Я смотрела на собаку, которая сидела практически у моих ног. Собака кивнула, мол, смелее, не бойся, а потом опять принялась морщить брови и вздыхать. Я в это время быстро перечисляла все, что меня просили назвать. Уф, отчиталась. Напряжение внутри спало, я расслабилась, и на ресницах задрожала слеза. Сейчас по щеке побежит ручеек. Нет, только не это! Собака смотрела мне прямо в глаза. Она быстро шлепнула языком, и я будто почувствовала на своей щеке шершавый, влажный, теплый собачий язык. Прикоснулась к щеке ладонью, – слезы не было. Осталось ощущение нежного, доброго поцелуя.

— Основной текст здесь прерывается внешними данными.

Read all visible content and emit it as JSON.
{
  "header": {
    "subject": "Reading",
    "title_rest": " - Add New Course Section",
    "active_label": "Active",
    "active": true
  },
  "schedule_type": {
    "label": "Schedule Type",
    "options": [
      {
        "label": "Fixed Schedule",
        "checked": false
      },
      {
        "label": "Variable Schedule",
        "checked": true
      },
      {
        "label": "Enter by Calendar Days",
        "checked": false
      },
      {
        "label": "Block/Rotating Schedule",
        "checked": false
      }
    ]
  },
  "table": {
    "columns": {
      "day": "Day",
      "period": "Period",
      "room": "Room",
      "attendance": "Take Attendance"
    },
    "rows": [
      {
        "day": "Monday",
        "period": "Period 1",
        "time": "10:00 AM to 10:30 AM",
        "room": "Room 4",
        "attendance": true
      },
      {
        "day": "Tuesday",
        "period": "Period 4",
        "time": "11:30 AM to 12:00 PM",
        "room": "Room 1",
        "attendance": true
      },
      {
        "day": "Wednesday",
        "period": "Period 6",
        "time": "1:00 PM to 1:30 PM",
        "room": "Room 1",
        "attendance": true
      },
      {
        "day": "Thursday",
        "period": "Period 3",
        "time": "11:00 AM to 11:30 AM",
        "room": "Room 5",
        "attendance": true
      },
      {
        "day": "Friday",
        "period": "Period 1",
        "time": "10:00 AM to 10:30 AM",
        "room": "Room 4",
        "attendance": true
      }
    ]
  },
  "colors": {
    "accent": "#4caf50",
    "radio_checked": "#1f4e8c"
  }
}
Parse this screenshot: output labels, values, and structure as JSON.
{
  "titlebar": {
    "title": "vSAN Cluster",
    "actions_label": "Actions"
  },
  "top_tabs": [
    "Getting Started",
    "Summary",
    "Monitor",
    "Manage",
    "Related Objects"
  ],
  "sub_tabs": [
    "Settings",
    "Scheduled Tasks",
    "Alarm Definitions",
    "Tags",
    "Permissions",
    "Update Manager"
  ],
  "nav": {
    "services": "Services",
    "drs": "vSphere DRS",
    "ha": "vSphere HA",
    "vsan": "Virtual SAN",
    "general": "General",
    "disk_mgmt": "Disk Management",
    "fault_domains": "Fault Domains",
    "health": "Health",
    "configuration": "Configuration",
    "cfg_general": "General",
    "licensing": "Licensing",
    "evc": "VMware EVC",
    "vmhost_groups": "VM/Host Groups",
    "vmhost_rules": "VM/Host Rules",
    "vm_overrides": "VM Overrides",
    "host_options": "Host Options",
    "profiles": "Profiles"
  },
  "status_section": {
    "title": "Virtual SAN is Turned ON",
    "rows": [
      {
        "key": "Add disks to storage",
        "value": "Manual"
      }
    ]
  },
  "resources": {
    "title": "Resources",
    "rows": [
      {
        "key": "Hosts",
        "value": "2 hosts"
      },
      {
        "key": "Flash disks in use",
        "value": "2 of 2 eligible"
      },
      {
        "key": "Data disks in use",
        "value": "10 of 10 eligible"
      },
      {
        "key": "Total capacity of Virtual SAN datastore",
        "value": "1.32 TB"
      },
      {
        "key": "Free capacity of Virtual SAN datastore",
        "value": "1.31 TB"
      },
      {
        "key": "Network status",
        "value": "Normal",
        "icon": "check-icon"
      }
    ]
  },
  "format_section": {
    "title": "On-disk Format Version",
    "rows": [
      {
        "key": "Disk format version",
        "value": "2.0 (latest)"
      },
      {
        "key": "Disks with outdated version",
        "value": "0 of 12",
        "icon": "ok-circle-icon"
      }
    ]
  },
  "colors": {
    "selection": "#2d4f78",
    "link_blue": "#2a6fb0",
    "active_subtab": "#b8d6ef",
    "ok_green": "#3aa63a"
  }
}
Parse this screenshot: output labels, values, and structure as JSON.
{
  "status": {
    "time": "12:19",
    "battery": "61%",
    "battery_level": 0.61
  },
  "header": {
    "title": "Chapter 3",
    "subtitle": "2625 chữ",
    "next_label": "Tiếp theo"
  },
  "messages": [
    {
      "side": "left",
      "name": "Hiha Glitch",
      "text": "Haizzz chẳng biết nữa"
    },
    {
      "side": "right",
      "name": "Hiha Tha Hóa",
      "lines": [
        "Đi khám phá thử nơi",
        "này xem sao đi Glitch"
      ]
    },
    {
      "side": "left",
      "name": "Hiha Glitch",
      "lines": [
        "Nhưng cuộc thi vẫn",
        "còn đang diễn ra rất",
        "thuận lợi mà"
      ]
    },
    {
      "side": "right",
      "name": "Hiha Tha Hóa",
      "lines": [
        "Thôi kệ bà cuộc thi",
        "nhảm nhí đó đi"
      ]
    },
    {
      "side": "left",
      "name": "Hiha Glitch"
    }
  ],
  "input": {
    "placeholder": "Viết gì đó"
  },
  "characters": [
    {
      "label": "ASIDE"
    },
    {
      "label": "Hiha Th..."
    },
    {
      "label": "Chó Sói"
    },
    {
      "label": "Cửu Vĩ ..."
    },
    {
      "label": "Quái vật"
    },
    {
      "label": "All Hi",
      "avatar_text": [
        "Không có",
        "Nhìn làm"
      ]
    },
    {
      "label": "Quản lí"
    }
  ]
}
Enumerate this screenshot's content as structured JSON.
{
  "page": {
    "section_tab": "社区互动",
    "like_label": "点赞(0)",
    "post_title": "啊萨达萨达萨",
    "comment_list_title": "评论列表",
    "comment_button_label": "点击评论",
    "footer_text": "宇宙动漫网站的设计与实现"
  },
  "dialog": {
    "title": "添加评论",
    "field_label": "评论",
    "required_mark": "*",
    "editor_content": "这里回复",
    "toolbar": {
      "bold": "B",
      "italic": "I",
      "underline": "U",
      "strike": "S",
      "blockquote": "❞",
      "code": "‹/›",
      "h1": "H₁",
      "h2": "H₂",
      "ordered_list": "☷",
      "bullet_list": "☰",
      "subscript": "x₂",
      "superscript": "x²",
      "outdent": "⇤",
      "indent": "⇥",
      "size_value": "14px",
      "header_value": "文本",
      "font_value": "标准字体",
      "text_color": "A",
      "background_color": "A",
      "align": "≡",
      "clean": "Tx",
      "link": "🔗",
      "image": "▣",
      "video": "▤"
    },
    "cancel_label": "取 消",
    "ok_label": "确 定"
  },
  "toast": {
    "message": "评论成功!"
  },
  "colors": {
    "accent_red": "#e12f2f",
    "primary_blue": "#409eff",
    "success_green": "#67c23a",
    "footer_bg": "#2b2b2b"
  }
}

Перекличка продолжалась. «Дубачка» (охранница) с ярко накрашенными губами продолжала выкрикивать те же слова, но никаких дополнительных вопросов к женщинам не было. Про меня только сказали:
– Это та самая, которая врач.
– Да, я врач, – подтвердила я.
После построения всех отвели в карантин, помыли в бане, выдали одежду: цветастое ситцевое платье огромного размера и белую косынку. «Матрешка», – сказала Татьяна, разглядывая себя в зеркале.
Пришла начальница карантина, тоже осужденная:
– Собираемся в ПВЭРе.
Помещение временной энергетической разгрузки. Или загрузки. Или перегрузки. Для меня это точно была уже перегрузка. Сняли последние личные вещи, отобрали все, что было дорого, даже то, что разрешали в тюрьме. В этих огромных платьях не по размеру и белых косынках все стали на одно лицо. Так можно окончательно потеряться, забыть, что ты личность.
Я вспомнила свою бабушку, которая говорила мне, что у меня удивительные предки – дворяне, академики, священники, учителя – и чтобы я никогда не забывала об этом. Именно сейчас я вспомнила ее слова. Еще она говорила, что я взяла от обоих родителей самое хорошее: от мамы – трудолюбие, а от папы – яркую внешность и прекрасное воспитание. От деда и двух прадедов-священников перешла ко мне вера. Я чувствовала, что они молились не только за себя, но и за меня. Верила и надеялась.